Cooper and Whatley will argue about prices, borders, jobs, energy, crime, and Washington. They should also answer a question built for North Carolina: when dirty goods move through clean paperwork, should banks help stop them?
If Cooper argues for clean energy, jobs, and corporate accountability, he should explain how banks, customs agencies, and importers will verify the supply chains behind those promises.
Federal Reserve research on U.S. bank trade finance found that the five largest trade-finance providers accounted for more than 75% of trade-finance loans. The five largest banks also accounted for more than 87% of reported trade-finance claims. Around 90% of U.S. banks reported no commercial letters of credit at all. This high concentration of trade finance makes banking legislation a potentially game-changing avenue for protecting indigenous people, forests like the Amazon, domestic manufacturers, and much more.
If Whatley argues for tariffs, border control, and American manufacturing, he should explain how enforcement will distinguish real domestic protection from another paperwork game.

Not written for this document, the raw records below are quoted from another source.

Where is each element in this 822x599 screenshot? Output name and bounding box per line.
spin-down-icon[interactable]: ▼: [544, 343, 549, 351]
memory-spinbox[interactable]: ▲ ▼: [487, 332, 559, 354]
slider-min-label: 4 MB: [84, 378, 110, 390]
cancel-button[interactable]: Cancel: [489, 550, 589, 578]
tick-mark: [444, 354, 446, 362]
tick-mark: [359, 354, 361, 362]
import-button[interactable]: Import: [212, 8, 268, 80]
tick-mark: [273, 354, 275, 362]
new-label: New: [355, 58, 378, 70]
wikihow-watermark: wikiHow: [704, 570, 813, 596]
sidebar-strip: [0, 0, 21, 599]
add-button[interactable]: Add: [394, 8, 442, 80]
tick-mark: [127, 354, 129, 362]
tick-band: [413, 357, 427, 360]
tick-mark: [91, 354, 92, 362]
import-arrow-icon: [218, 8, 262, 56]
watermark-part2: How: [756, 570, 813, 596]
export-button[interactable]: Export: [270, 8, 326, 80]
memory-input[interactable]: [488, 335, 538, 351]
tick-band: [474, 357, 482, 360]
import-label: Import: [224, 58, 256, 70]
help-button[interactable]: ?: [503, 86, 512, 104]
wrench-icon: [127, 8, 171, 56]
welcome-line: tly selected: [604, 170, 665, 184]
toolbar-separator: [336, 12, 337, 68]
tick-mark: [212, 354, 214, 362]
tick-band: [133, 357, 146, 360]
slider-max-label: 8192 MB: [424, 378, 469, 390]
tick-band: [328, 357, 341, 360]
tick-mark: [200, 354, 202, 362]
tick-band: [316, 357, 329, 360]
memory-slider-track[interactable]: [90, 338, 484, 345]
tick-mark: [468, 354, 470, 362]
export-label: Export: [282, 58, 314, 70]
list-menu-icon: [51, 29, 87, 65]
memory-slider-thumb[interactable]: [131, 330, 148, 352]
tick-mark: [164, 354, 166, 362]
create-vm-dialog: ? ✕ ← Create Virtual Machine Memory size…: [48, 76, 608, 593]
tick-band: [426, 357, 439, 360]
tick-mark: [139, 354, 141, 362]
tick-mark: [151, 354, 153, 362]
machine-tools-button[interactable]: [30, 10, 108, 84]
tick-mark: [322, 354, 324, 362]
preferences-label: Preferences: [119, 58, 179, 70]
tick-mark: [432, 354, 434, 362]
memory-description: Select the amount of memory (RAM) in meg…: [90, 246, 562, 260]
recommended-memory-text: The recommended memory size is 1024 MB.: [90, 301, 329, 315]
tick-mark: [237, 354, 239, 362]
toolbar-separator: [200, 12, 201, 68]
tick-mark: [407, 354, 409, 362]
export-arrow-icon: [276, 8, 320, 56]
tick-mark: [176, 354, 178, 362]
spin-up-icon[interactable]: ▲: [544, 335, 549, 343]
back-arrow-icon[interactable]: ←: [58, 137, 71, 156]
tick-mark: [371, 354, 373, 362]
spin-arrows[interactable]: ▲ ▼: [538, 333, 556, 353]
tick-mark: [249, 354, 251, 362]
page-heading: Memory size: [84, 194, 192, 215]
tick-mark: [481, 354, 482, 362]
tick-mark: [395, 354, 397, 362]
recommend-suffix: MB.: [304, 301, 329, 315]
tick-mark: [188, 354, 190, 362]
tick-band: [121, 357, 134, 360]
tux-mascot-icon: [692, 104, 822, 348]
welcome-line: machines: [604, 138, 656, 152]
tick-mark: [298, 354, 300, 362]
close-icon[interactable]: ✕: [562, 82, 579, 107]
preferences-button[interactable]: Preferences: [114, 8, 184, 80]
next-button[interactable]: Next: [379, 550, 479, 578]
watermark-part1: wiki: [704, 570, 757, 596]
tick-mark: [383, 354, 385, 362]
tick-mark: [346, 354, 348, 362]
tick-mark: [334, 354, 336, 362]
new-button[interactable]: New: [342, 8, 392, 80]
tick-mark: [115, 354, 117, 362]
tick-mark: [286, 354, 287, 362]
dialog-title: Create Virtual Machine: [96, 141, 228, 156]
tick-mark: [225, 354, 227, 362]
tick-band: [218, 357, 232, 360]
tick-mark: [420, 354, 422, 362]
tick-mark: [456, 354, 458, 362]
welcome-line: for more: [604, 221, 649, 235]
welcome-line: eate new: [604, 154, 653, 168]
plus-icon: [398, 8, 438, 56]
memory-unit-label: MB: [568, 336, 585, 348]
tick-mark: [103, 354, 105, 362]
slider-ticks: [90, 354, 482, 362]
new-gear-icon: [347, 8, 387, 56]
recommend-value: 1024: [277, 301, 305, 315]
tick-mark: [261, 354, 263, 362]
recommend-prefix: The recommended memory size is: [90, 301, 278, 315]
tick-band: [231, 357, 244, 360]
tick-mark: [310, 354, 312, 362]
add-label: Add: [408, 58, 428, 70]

Both candidates should answer the same question: will you support federal rules requiring large trade-finance banks to perform enhanced due diligence on high-risk goods before financing or processing transactions?

Tariffs Are Not Enough
This is where the race should move beyond tariff theater.
Tariffs punish declared origin. Traceability tests whether the declared origin is true. A tariff may push goods through Mexico, Southeast Asia, the Caribbean, or another waypoint. A banking rule can ask whether the source, owner, route, and end user match the paperwork.
North Carolina manufacturers should care because a domestic producer competes against importers that may use weak documentation, hidden ownership, forced-labor inputs, illegal timber, origin laundering, or third-country rerouting to make a product look cleaner than it is.
The same point applies to forest products. A North Carolina mill should not have to compete with a forged permit. A furniture maker should not compete against wood whose harvest origin cannot survive scrutiny. A paper or packaging company should not lose market share to goods that carry a clean label but a dirty chain.
Clean markets need clean checkpoints.